Enzo may not be so obdurate. He may not have the streak of obstinancy within him that my dog, Fermo, has. But Fermo proves, over and over, that he is not unintelligent or dumb. He repeatedly proves that he knows what the command means but at this moment, he chooses to ignore it. Hard to understand. A dog’s way of thinking.
Enzo speaks to the readers of this book for it is his narrative throughout. We hear how he thinks, his views about various things, his lamentations about growing old and his increasing aches and pains. In that sense his wish to be human is very much in sync with other humans. But for his physicality, he is human. His yearning for the actualization of his wishes is understand and regrettable for this dog in some ways would be a better human than many humans.
The story
The story line is melodramatic but enjoyable. It is a sequence of soap operas that tug at the heart strings and the emotions. But by the same toke, that which makes the book good, makes it bad.
It is a series of soap opera stories which are warming, sad, joyful and happy. Everyone is saddened by illness and death, particularly when it is someone realtively young and more importantly when it impacts on children. This book plucks those strings and plays that tune well.
Add some suspense, some court room anxiety and some dramatic crescendos to those things and you again play a popular tune for a book.
Did I like the book
As much as I am a pet lover, having been master to three dogs before Fermo, I am resistant to being manipulated and managed as a reader. Stein, the author, manipulates and manages with the best of them. He must have inventorized which human plays, human events, human dramas tug at human emotions readily and pragmatically. Premature deaths, early and serious illnesses, loss of a parent, particularly a mother, young daughter, pre 10 years of age, losing her mother….wooo my aching heart. Add in some angry stuff, grandparents who want to take custody of the youngster, yanking him from the loving hands of the father, a court room case where the loss will be devastating to our human protagonist. Oh this book bends the emotions with no let up.
Maybe the obvious train of soap opera events might have been somewhat acceptable had it be written with suitable melodrama and emotion.
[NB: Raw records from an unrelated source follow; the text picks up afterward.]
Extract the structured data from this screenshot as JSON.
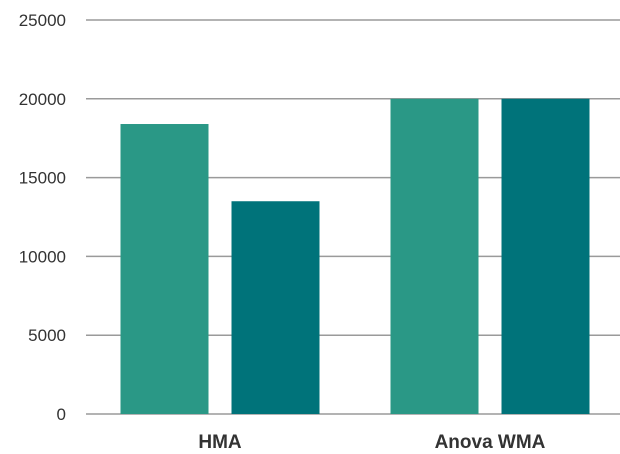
{
  "chart_data": {
    "type": "bar",
    "title": "",
    "xlabel": "",
    "ylabel": "",
    "categories": [
      "HMA",
      "Anova WMA"
    ],
    "series": [
      {
        "values": [
          18400,
          20000
        ],
        "color": "#2a9886"
      },
      {
        "values": [
          13500,
          20000
        ],
        "color": "#00737a"
      }
    ],
    "ylim": [
      0,
      25000
    ],
    "yticks": [
      0,
      5000,
      10000,
      15000,
      20000,
      25000
    ],
    "grid": true,
    "legend": "none",
    "gridline_color": "#9a9a9a"
  }
}
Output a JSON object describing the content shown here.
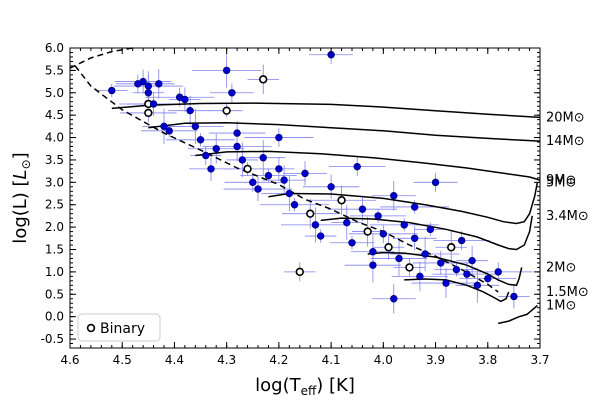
{
  "chart_data": {
    "type": "scatter",
    "xlabel": "log(T_eff) [K]",
    "ylabel": "log(L) [L_⊙]",
    "xlim": [
      4.6,
      3.7
    ],
    "ylim": [
      -0.7,
      6.0
    ],
    "x_ticks": [
      4.6,
      4.5,
      4.4,
      4.3,
      4.2,
      4.1,
      4.0,
      3.9,
      3.8,
      3.7
    ],
    "x_tick_labels": [
      "4.6",
      "4.5",
      "4.4",
      "4.3",
      "4.2",
      "4.1",
      "4.0",
      "3.9",
      "3.8",
      "3.7"
    ],
    "y_ticks": [
      -0.5,
      0.0,
      0.5,
      1.0,
      1.5,
      2.0,
      2.5,
      3.0,
      3.5,
      4.0,
      4.5,
      5.0,
      5.5,
      6.0
    ],
    "y_tick_labels": [
      "-0.5",
      "0.0",
      "0.5",
      "1.0",
      "1.5",
      "2.0",
      "2.5",
      "3.0",
      "3.5",
      "4.0",
      "4.5",
      "5.0",
      "5.5",
      "6.0"
    ],
    "legend": {
      "label": "Binary",
      "position": "bottom-left"
    },
    "colors": {
      "point": "#0000cc",
      "errorbar": "#8080ee",
      "track": "#000000"
    },
    "tracks": [
      {
        "mass": "20M⊙",
        "points": [
          [
            4.52,
            4.65
          ],
          [
            4.45,
            4.72
          ],
          [
            4.35,
            4.76
          ],
          [
            4.25,
            4.77
          ],
          [
            4.1,
            4.74
          ],
          [
            4.0,
            4.68
          ],
          [
            3.9,
            4.6
          ],
          [
            3.8,
            4.52
          ],
          [
            3.7,
            4.45
          ]
        ]
      },
      {
        "mass": "14M⊙",
        "points": [
          [
            4.45,
            4.22
          ],
          [
            4.38,
            4.32
          ],
          [
            4.3,
            4.33
          ],
          [
            4.2,
            4.29
          ],
          [
            4.1,
            4.22
          ],
          [
            4.0,
            4.15
          ],
          [
            3.9,
            4.05
          ],
          [
            3.8,
            3.98
          ],
          [
            3.7,
            3.92
          ]
        ]
      },
      {
        "mass": "9M⊙",
        "points": [
          [
            4.36,
            3.6
          ],
          [
            4.3,
            3.68
          ],
          [
            4.22,
            3.69
          ],
          [
            4.12,
            3.64
          ],
          [
            4.02,
            3.55
          ],
          [
            3.92,
            3.43
          ],
          [
            3.84,
            3.32
          ],
          [
            3.78,
            3.22
          ],
          [
            3.72,
            3.12
          ],
          [
            3.7,
            3.05
          ]
        ]
      },
      {
        "mass": "5M⊙",
        "points": [
          [
            4.22,
            2.68
          ],
          [
            4.18,
            2.75
          ],
          [
            4.1,
            2.74
          ],
          [
            4.0,
            2.64
          ],
          [
            3.92,
            2.5
          ],
          [
            3.85,
            2.35
          ],
          [
            3.8,
            2.22
          ],
          [
            3.77,
            2.12
          ],
          [
            3.745,
            2.08
          ],
          [
            3.73,
            2.12
          ],
          [
            3.72,
            2.3
          ],
          [
            3.71,
            2.7
          ],
          [
            3.705,
            3.0
          ]
        ]
      },
      {
        "mass": "3.4M⊙",
        "points": [
          [
            4.12,
            2.15
          ],
          [
            4.08,
            2.2
          ],
          [
            4.02,
            2.18
          ],
          [
            3.95,
            2.1
          ],
          [
            3.88,
            1.95
          ],
          [
            3.82,
            1.78
          ],
          [
            3.78,
            1.6
          ],
          [
            3.76,
            1.52
          ],
          [
            3.745,
            1.5
          ],
          [
            3.73,
            1.6
          ],
          [
            3.72,
            1.9
          ],
          [
            3.715,
            2.25
          ]
        ]
      },
      {
        "mass": "2M⊙",
        "points": [
          [
            4.03,
            1.4
          ],
          [
            4.0,
            1.43
          ],
          [
            3.96,
            1.42
          ],
          [
            3.9,
            1.33
          ],
          [
            3.84,
            1.15
          ],
          [
            3.8,
            0.95
          ],
          [
            3.78,
            0.82
          ],
          [
            3.76,
            0.72
          ],
          [
            3.745,
            0.7
          ],
          [
            3.74,
            0.85
          ],
          [
            3.735,
            1.1
          ]
        ]
      },
      {
        "mass": "1.5M⊙",
        "points": [
          [
            3.96,
            0.82
          ],
          [
            3.92,
            0.84
          ],
          [
            3.88,
            0.82
          ],
          [
            3.84,
            0.7
          ],
          [
            3.81,
            0.56
          ],
          [
            3.79,
            0.44
          ],
          [
            3.775,
            0.34
          ],
          [
            3.765,
            0.4
          ],
          [
            3.76,
            0.55
          ]
        ]
      },
      {
        "mass": "1M⊙",
        "points": [
          [
            3.78,
            -0.15
          ],
          [
            3.76,
            -0.1
          ],
          [
            3.74,
            0.0
          ],
          [
            3.725,
            0.05
          ],
          [
            3.715,
            0.15
          ],
          [
            3.705,
            0.25
          ]
        ]
      }
    ],
    "zams": [
      [
        4.59,
        5.6
      ],
      [
        4.56,
        5.15
      ],
      [
        4.5,
        4.62
      ],
      [
        4.42,
        4.1
      ],
      [
        4.35,
        3.72
      ],
      [
        4.28,
        3.32
      ],
      [
        4.2,
        2.95
      ],
      [
        4.15,
        2.62
      ],
      [
        4.1,
        2.4
      ],
      [
        4.05,
        2.12
      ],
      [
        4.0,
        1.9
      ],
      [
        3.95,
        1.6
      ],
      [
        3.9,
        1.35
      ],
      [
        3.85,
        1.05
      ],
      [
        3.8,
        0.72
      ],
      [
        3.78,
        0.55
      ]
    ],
    "track_start": [
      [
        4.6,
        5.55
      ],
      [
        4.56,
        5.78
      ],
      [
        4.52,
        5.92
      ],
      [
        4.48,
        6.0
      ]
    ],
    "stars": [
      {
        "x": 4.52,
        "y": 5.05,
        "binary": false
      },
      {
        "x": 4.47,
        "y": 5.2,
        "binary": false
      },
      {
        "x": 4.46,
        "y": 5.25,
        "binary": false
      },
      {
        "x": 4.45,
        "y": 5.15,
        "binary": false
      },
      {
        "x": 4.45,
        "y": 5.0,
        "binary": false
      },
      {
        "x": 4.45,
        "y": 4.75,
        "binary": true
      },
      {
        "x": 4.45,
        "y": 4.55,
        "binary": true
      },
      {
        "x": 4.44,
        "y": 4.75,
        "binary": false
      },
      {
        "x": 4.43,
        "y": 5.2,
        "binary": false
      },
      {
        "x": 4.42,
        "y": 4.25,
        "binary": false
      },
      {
        "x": 4.41,
        "y": 4.15,
        "binary": false
      },
      {
        "x": 4.39,
        "y": 4.9,
        "binary": false
      },
      {
        "x": 4.38,
        "y": 4.85,
        "binary": false
      },
      {
        "x": 4.37,
        "y": 4.6,
        "binary": false
      },
      {
        "x": 4.36,
        "y": 4.25,
        "binary": false
      },
      {
        "x": 4.35,
        "y": 3.95,
        "binary": false
      },
      {
        "x": 4.34,
        "y": 3.6,
        "binary": false
      },
      {
        "x": 4.33,
        "y": 3.3,
        "binary": false
      },
      {
        "x": 4.32,
        "y": 3.75,
        "binary": false
      },
      {
        "x": 4.3,
        "y": 5.5,
        "binary": false
      },
      {
        "x": 4.3,
        "y": 4.6,
        "binary": true
      },
      {
        "x": 4.29,
        "y": 5.0,
        "binary": false
      },
      {
        "x": 4.28,
        "y": 4.1,
        "binary": false
      },
      {
        "x": 4.28,
        "y": 3.8,
        "binary": false
      },
      {
        "x": 4.27,
        "y": 3.5,
        "binary": false
      },
      {
        "x": 4.26,
        "y": 3.3,
        "binary": true
      },
      {
        "x": 4.25,
        "y": 3.0,
        "binary": false
      },
      {
        "x": 4.24,
        "y": 2.85,
        "binary": false
      },
      {
        "x": 4.23,
        "y": 5.3,
        "binary": true
      },
      {
        "x": 4.23,
        "y": 3.55,
        "binary": false
      },
      {
        "x": 4.22,
        "y": 3.15,
        "binary": false
      },
      {
        "x": 4.2,
        "y": 4.0,
        "binary": false
      },
      {
        "x": 4.2,
        "y": 3.3,
        "binary": false
      },
      {
        "x": 4.19,
        "y": 3.05,
        "binary": false
      },
      {
        "x": 4.18,
        "y": 2.75,
        "binary": false
      },
      {
        "x": 4.17,
        "y": 2.5,
        "binary": false
      },
      {
        "x": 4.16,
        "y": 1.0,
        "binary": true
      },
      {
        "x": 4.15,
        "y": 3.2,
        "binary": false
      },
      {
        "x": 4.14,
        "y": 2.3,
        "binary": true
      },
      {
        "x": 4.13,
        "y": 2.05,
        "binary": false
      },
      {
        "x": 4.12,
        "y": 1.8,
        "binary": false
      },
      {
        "x": 4.1,
        "y": 5.85,
        "binary": false
      },
      {
        "x": 4.1,
        "y": 2.9,
        "binary": false
      },
      {
        "x": 4.08,
        "y": 2.6,
        "binary": true
      },
      {
        "x": 4.07,
        "y": 2.1,
        "binary": false
      },
      {
        "x": 4.06,
        "y": 1.65,
        "binary": false
      },
      {
        "x": 4.05,
        "y": 3.35,
        "binary": false
      },
      {
        "x": 4.04,
        "y": 2.4,
        "binary": false
      },
      {
        "x": 4.03,
        "y": 1.9,
        "binary": true
      },
      {
        "x": 4.02,
        "y": 1.45,
        "binary": false
      },
      {
        "x": 4.01,
        "y": 2.25,
        "binary": false
      },
      {
        "x": 4.0,
        "y": 1.85,
        "binary": false
      },
      {
        "x": 3.99,
        "y": 1.55,
        "binary": true
      },
      {
        "x": 3.98,
        "y": 2.7,
        "binary": false
      },
      {
        "x": 3.97,
        "y": 1.3,
        "binary": false
      },
      {
        "x": 3.96,
        "y": 2.05,
        "binary": false
      },
      {
        "x": 3.95,
        "y": 1.1,
        "binary": true
      },
      {
        "x": 3.94,
        "y": 1.75,
        "binary": false
      },
      {
        "x": 3.93,
        "y": 0.9,
        "binary": false
      },
      {
        "x": 3.92,
        "y": 1.4,
        "binary": false
      },
      {
        "x": 3.91,
        "y": 1.95,
        "binary": false
      },
      {
        "x": 3.9,
        "y": 3.0,
        "binary": false
      },
      {
        "x": 3.89,
        "y": 1.2,
        "binary": false
      },
      {
        "x": 3.88,
        "y": 0.75,
        "binary": false
      },
      {
        "x": 3.87,
        "y": 1.55,
        "binary": true
      },
      {
        "x": 3.86,
        "y": 1.05,
        "binary": false
      },
      {
        "x": 3.85,
        "y": 1.7,
        "binary": false
      },
      {
        "x": 3.84,
        "y": 0.95,
        "binary": false
      },
      {
        "x": 3.83,
        "y": 1.25,
        "binary": false
      },
      {
        "x": 3.82,
        "y": 0.7,
        "binary": false
      },
      {
        "x": 3.8,
        "y": 0.85,
        "binary": false
      },
      {
        "x": 3.78,
        "y": 1.0,
        "binary": false
      },
      {
        "x": 3.75,
        "y": 0.45,
        "binary": false
      },
      {
        "x": 3.98,
        "y": 0.4,
        "binary": false
      },
      {
        "x": 4.02,
        "y": 1.15,
        "binary": false
      },
      {
        "x": 3.94,
        "y": 2.45,
        "binary": false
      }
    ]
  }
}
It lost out on that one too. This is a book written in a plodding manner, without zip, pizzazz, oomph or thud. OK, others may not agree. There’s no accounting for easy susceptibility to light and obvious flirtation. This book is light and obvious in every regard.
The Art of Racing in the Rain is not on track for me. I cannot recommend it. But I will yield that it is written in such a way that it will appeal to many because it appeals to the base nature of every human being, a nature that aches with illness and death, pains with loss of parent, and dislikes familial discard and conflict. We all can relate to those things well.